When Arnold Schwarzenegger convened his council of economic advisors for a couple of hours of chitchat early in the recall campaign, one individual I expected to see in the group was conspicuously missing.
Where, I wondered, was Arthur Laffer?
One would think that the economist was perfectly cast to serve on Schwarzenegger's Economic Recovery Council. He's a longtime California resident and observer. His name is synonymous with the supply-side economics of the Reagan era and with largely (if not exclusively) Republican tax policy.
Only later did I learn the likeliest explanation for his exclusion: Laffer has been on the outs with former Gov. Pete Wilson, the eminence grise of the Schwarzenegger campaign, for years. I learned this from Laffer himself when I visited him last week at his office in San Diego.
Our nominal subject was not his absence from the Schwarzenegger inner circle (in fact, he says he spent an hour consulting with Schwarzenegger and a "stone-faced" Pete Wilson the week before the economic summit), but rather a provocative proposal for a California flat tax that Laffer has been pressing, most recently in a Wall Street Journal op-ed article.
The proposal is essentially to abolish every state and local tax in California, replacing them with flat-rate income taxes on personal and corporate income. Only minimal deductions, such as for mortgage interest, would be allowed.
Laffer contends that these levies could meet California's state and local revenue needs with a rate of 5.85% to 6%. He says that by avoiding the volatile revenue swings resulting from the existing progressive tax, this would temper the cycles of overspending and painful cutbacks that afflict the California budget.

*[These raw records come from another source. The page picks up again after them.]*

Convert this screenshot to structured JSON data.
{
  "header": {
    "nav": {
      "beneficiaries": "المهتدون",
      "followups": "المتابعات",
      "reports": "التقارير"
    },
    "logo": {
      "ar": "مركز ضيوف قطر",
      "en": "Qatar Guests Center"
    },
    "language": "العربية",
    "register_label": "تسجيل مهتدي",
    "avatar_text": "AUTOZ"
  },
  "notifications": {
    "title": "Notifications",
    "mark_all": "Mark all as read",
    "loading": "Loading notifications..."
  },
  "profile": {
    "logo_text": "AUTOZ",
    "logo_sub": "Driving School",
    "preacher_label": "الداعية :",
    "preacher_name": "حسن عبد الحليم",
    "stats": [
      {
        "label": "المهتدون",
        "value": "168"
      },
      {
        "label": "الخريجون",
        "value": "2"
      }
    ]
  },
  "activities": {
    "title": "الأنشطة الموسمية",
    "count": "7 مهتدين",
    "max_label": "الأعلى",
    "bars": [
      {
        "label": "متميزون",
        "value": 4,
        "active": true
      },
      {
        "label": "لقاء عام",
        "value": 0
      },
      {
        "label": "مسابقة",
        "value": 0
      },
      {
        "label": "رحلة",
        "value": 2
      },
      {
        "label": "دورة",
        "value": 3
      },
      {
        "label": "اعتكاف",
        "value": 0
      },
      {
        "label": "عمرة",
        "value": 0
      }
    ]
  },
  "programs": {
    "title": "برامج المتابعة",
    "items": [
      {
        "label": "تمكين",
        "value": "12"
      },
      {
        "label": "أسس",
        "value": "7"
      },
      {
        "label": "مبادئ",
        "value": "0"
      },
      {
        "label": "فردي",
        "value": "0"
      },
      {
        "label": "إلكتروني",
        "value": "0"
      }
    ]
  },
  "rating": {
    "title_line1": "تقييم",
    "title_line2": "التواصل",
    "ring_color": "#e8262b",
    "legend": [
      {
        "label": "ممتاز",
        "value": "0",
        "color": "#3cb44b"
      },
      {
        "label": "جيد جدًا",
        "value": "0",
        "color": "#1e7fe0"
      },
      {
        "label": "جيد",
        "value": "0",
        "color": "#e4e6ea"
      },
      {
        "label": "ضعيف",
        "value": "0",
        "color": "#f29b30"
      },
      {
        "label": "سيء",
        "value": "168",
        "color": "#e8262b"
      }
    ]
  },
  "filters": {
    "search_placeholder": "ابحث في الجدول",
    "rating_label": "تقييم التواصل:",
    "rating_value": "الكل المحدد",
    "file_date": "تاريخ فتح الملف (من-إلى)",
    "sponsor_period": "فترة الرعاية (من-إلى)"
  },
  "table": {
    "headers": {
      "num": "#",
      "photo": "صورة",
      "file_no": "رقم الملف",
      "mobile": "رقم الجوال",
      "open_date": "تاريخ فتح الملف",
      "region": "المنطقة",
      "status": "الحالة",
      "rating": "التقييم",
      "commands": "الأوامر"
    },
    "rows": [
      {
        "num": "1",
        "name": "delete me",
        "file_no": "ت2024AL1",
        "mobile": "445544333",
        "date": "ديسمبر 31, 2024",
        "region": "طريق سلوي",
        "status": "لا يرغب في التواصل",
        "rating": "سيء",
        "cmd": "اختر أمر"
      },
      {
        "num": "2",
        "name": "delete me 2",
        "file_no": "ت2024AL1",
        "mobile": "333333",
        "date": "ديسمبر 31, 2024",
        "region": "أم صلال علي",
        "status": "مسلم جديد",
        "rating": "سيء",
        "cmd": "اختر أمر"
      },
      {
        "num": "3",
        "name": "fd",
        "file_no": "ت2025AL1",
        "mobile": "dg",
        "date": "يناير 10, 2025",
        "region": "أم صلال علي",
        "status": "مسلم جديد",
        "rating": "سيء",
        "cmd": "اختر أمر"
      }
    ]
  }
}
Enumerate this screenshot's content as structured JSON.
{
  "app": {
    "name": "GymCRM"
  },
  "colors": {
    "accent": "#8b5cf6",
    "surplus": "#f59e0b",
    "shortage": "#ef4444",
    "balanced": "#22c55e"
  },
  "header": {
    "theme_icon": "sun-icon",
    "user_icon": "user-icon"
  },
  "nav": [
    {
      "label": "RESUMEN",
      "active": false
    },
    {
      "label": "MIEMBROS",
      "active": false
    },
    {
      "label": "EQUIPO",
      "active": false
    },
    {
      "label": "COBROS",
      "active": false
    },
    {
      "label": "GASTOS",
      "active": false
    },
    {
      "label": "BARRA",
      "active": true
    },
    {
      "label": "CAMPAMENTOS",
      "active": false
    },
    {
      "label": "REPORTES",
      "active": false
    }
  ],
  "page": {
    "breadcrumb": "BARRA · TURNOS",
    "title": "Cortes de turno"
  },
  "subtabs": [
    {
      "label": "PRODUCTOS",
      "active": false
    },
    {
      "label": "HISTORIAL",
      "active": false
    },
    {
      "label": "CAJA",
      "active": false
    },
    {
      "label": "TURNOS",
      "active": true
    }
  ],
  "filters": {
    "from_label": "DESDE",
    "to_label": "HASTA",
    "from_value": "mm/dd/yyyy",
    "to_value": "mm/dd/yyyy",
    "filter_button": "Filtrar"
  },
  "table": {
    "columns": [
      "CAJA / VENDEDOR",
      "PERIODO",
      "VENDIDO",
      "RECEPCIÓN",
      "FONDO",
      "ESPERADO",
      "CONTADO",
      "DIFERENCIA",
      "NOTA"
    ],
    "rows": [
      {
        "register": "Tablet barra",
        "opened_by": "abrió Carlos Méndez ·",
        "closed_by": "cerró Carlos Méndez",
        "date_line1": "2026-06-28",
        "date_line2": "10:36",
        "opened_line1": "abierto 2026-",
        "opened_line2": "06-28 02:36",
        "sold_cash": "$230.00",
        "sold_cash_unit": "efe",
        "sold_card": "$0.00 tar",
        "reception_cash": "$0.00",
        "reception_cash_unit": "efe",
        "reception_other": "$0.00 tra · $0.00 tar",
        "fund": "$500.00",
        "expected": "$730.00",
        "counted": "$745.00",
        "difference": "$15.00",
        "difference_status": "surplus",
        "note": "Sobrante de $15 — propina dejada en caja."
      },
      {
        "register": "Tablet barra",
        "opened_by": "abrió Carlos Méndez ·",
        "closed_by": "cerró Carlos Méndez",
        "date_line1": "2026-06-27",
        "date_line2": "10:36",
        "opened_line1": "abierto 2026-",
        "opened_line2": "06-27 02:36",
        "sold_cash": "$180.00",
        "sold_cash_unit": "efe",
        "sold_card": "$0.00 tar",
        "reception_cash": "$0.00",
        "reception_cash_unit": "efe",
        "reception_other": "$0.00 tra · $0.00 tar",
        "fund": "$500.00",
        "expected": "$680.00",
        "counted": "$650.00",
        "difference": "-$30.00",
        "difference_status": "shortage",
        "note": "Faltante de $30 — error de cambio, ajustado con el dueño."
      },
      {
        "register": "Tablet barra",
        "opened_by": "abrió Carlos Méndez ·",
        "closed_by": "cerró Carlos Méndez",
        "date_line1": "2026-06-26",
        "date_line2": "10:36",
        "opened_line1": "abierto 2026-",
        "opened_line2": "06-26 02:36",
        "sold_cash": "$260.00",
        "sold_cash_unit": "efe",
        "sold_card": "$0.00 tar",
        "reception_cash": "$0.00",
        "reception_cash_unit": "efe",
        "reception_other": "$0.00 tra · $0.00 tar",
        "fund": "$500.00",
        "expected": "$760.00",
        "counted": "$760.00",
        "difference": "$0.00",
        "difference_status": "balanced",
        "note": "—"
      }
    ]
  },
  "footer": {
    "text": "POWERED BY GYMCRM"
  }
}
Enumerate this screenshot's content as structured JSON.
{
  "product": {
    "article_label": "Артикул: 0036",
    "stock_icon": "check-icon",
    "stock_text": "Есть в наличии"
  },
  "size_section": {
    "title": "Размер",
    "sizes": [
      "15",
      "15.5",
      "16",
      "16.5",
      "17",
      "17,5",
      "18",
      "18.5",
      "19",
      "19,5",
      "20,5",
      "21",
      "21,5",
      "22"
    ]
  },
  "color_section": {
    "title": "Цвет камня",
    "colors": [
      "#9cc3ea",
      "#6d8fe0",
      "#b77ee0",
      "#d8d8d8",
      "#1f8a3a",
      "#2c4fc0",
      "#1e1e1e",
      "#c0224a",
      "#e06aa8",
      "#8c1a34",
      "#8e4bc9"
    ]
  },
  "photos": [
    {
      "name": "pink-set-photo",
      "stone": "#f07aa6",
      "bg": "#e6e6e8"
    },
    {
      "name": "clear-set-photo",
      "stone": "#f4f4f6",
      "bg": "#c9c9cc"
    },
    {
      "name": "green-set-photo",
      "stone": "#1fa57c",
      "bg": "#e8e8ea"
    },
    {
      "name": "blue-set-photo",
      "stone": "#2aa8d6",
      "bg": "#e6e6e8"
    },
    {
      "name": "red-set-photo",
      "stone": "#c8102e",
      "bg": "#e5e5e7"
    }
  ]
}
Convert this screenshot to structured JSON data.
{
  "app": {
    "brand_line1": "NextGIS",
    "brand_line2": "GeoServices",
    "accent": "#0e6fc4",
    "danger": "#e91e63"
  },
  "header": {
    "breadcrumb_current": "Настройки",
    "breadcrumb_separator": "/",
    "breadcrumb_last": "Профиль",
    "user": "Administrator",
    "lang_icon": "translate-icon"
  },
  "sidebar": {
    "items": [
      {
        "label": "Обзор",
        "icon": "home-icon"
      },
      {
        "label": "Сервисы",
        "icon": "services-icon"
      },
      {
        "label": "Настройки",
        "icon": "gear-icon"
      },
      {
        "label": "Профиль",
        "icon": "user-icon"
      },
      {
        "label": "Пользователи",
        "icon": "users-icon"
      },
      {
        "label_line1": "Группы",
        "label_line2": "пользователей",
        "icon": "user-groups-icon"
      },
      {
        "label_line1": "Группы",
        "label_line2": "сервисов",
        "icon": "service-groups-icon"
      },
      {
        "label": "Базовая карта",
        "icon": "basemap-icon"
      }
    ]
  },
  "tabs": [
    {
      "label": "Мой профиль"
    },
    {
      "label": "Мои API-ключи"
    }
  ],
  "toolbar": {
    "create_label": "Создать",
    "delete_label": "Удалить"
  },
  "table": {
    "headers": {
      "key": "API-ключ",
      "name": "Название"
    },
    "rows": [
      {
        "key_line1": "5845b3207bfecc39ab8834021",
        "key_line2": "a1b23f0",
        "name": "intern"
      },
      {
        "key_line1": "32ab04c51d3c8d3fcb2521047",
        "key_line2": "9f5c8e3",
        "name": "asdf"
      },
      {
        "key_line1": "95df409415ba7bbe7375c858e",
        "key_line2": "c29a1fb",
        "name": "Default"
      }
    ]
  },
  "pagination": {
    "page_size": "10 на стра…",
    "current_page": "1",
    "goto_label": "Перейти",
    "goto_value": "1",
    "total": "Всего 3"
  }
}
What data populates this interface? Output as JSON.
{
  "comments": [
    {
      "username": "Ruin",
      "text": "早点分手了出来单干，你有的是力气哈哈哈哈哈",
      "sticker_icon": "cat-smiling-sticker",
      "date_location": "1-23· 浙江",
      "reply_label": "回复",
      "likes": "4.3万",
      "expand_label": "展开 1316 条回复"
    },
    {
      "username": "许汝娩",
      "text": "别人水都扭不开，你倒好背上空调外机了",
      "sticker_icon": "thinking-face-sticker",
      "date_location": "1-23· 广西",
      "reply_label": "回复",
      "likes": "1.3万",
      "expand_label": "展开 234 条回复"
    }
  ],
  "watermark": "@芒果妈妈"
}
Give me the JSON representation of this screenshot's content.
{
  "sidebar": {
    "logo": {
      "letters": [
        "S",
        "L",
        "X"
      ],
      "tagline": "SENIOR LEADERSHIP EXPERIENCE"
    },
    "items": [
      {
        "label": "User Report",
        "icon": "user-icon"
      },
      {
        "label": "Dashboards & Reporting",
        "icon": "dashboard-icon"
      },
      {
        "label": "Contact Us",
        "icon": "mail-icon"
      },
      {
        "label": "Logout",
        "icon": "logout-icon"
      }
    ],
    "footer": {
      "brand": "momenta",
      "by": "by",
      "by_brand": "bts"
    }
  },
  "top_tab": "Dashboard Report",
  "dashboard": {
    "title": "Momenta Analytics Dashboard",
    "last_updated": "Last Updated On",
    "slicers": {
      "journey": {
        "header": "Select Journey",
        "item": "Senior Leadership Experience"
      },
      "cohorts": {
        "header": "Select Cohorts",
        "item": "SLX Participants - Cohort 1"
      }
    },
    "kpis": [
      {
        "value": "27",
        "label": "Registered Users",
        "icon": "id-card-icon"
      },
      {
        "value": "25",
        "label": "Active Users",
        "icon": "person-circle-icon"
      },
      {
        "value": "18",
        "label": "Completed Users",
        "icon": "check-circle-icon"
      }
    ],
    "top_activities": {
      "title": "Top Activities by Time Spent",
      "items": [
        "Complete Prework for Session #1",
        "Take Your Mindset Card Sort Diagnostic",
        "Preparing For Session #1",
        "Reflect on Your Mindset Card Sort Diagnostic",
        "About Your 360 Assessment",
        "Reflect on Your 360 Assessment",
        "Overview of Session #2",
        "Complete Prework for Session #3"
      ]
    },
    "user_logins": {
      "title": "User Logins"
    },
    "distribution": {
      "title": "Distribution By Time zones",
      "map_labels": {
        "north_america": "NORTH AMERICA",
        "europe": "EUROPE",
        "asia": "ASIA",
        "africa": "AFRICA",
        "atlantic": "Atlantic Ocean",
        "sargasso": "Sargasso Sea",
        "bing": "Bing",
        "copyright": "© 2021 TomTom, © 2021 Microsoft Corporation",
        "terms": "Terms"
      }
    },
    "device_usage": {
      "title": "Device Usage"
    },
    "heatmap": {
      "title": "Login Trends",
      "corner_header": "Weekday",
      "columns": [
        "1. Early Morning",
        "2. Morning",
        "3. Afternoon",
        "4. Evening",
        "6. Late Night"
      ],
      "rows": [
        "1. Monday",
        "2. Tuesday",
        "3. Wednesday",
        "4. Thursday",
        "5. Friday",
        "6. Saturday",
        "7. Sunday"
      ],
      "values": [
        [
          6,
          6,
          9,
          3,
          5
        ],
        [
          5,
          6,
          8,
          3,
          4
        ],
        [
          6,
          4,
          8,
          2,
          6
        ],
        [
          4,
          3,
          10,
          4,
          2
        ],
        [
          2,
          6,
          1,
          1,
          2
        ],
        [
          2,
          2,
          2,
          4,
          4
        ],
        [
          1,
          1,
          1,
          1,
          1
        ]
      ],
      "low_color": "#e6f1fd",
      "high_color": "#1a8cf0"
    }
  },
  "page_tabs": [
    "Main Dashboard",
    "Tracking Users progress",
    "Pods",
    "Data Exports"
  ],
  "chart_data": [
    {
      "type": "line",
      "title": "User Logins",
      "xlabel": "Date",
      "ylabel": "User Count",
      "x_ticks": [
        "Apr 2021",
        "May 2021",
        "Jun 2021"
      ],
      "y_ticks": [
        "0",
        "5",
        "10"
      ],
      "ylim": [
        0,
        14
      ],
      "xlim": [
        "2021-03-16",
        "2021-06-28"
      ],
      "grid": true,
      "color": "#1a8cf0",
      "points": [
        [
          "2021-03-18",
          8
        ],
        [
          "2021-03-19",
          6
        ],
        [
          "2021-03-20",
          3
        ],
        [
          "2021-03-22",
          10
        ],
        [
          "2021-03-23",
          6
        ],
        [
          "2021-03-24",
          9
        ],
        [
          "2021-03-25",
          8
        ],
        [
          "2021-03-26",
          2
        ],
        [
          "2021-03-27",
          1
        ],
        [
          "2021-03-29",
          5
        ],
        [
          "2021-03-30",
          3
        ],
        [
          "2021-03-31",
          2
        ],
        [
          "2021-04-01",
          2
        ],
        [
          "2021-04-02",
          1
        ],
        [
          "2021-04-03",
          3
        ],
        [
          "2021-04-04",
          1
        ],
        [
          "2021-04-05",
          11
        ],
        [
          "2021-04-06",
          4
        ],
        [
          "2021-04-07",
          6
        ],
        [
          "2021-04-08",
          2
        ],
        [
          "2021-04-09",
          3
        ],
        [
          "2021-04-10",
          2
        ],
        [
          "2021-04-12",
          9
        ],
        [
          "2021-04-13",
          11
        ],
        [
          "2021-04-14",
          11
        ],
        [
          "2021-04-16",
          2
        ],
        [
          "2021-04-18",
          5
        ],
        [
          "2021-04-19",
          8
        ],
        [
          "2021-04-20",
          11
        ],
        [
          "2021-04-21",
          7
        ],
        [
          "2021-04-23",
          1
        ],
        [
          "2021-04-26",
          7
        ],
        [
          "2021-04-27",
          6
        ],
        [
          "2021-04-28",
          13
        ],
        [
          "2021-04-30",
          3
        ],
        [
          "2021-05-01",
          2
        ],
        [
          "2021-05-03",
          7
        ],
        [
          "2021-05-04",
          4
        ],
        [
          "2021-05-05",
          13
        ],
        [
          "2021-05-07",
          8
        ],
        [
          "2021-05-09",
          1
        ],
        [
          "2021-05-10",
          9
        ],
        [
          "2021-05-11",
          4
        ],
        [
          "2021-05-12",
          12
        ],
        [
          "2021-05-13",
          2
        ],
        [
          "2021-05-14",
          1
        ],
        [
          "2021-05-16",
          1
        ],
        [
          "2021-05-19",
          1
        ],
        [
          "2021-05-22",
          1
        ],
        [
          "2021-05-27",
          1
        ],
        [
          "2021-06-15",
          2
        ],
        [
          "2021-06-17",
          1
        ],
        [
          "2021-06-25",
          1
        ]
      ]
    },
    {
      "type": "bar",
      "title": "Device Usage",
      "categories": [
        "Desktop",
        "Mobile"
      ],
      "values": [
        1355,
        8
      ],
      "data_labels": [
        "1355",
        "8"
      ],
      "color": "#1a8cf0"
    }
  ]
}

"The progressive tax magnifies revenues, so you get some years with lots of revenues and others with crushing deficits," he says. Laffer's contention is that this volatility invites the creation of lavish new programs in fat years that can be sustained only by tax increases in lean years.
Followers of Laffer's career will recognize a few familiar themes here. One is Laffer's hostility to progressive taxation. Progressive taxes, he says, provoke high-earning economic decision makers to make choices that are self-interested but detrimental to the community at large, such as moving businesses out of state. He further contends that progressive rates fail to redistribute income efficiently from rich to poor because the poorest of the poor have no earned income and thus can't exploit a tax exemption.